Nahanni National Park in the Northwest Territories
Most people go to Banff, Alberta at this time of year for skiing.
But my colleagues and I are going to be there next week for an entirely different reason: the 2017 Canadian Parks Conference!
Hundreds of people who work in a variety of ways related to parks in Canada and many representing everything from massively large national and provincial parks (mostly in the north) to small municipal parks (in urban areas mostly in the south) will be there. There is a great lineup of speakers and workshop sessions. My colleagues and I will be there speaking about the role of parks and other forms of protected areas in impacting the state of biodiversity in Canada, climate change and carbon, and key opportunities for Canada to achieve its international and national commitments around these issues. There are some obvious ways to obtain win-win solutions to for federal, provincial, territorial, and indigenous governments by looking at protecting overlapping values like intact ecosystems, healthy populations of woodland caribou and other species at risk, and large stores of carbon in natural habitats.

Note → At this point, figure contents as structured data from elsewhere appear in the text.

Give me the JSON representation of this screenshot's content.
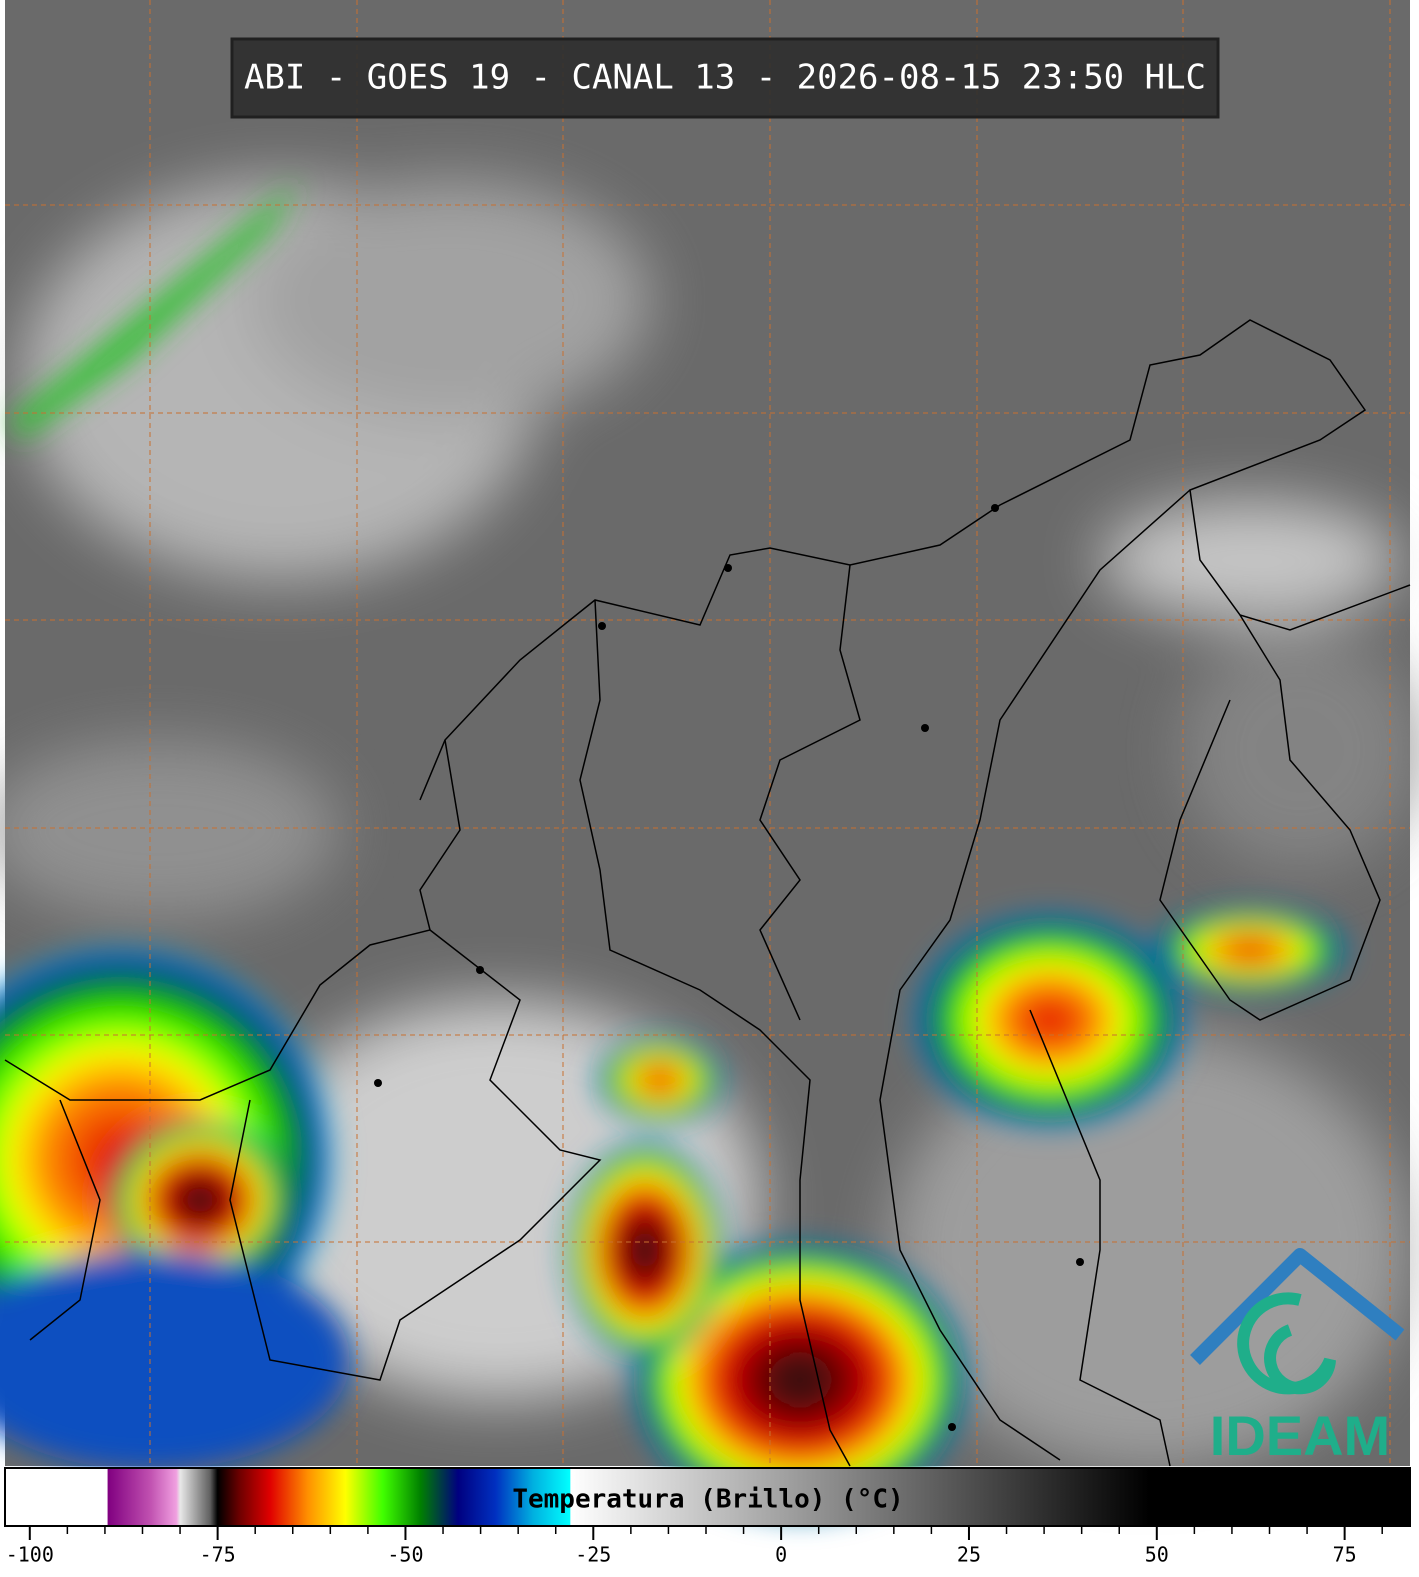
{
  "title": "ABI - GOES 19 - CANAL 13 - 2026-08-15 23:50 HLC",
  "logo": {
    "text": "IDEAM"
  },
  "colorbar": {
    "label": "Temperatura (Brillo) (°C)",
    "xlim": [
      -103.3,
      83.7
    ],
    "xticks": [
      -100,
      -75,
      -50,
      -25,
      0,
      25,
      50,
      75
    ],
    "minor_ticks": [
      -95,
      -90,
      -85,
      -80,
      -70,
      -65,
      -60,
      -55,
      -45,
      -40,
      -35,
      -30,
      -20,
      -15,
      -10,
      -5,
      5,
      10,
      15,
      20,
      30,
      35,
      40,
      45,
      55,
      60,
      65,
      70,
      80
    ],
    "colorscale": [
      {
        "value": -103.3,
        "color": "#ffffff"
      },
      {
        "value": -89.7,
        "color": "#ffffff"
      },
      {
        "value": -89.6,
        "color": "#800080"
      },
      {
        "value": -84,
        "color": "#c050b0"
      },
      {
        "value": -80.5,
        "color": "#f0a0e0"
      },
      {
        "value": -80,
        "color": "#e8e8e8"
      },
      {
        "value": -76,
        "color": "#606060"
      },
      {
        "value": -75,
        "color": "#000000"
      },
      {
        "value": -72,
        "color": "#700000"
      },
      {
        "value": -68,
        "color": "#e00000"
      },
      {
        "value": -63,
        "color": "#ff9000"
      },
      {
        "value": -58,
        "color": "#ffff00"
      },
      {
        "value": -53,
        "color": "#40ff00"
      },
      {
        "value": -48,
        "color": "#008000"
      },
      {
        "value": -43,
        "color": "#000080"
      },
      {
        "value": -38,
        "color": "#0030c0"
      },
      {
        "value": -33,
        "color": "#00b0e0"
      },
      {
        "value": -28.1,
        "color": "#00ffff"
      },
      {
        "value": -28,
        "color": "#ffffff"
      },
      {
        "value": 49,
        "color": "#000000"
      },
      {
        "value": 83.7,
        "color": "#000000"
      }
    ]
  }
}
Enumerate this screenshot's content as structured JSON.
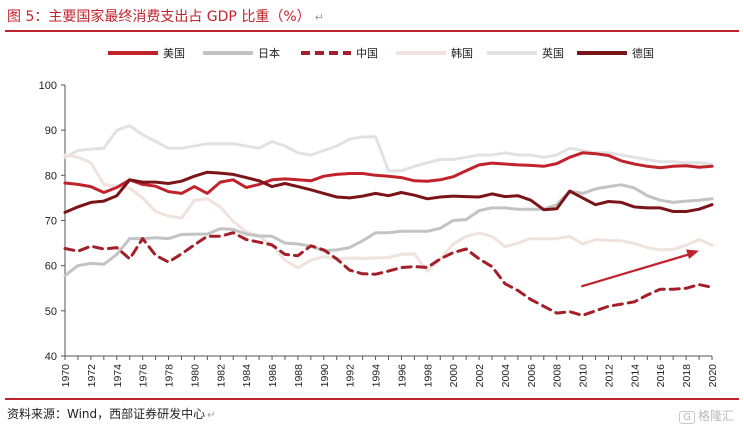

Certainly the biggest new idea in parks that Canada needs to showcase internationally is the leadership of Indigenous governments and communities in developing land-use plans for their traditional lands, implementing Indigenous Protected Areas, and proposing a variety of protected areas/parks. Canada’s federal, provincial, and territorial governments need to embrace this leadership. They need to move much more quickly to begin providing increased financial support to Indigenous governments for this work. In the short term, there is an urgent need to move swiftly to validate existing land-use plans and protected area proposals already completed by Indigenous governments across Canada.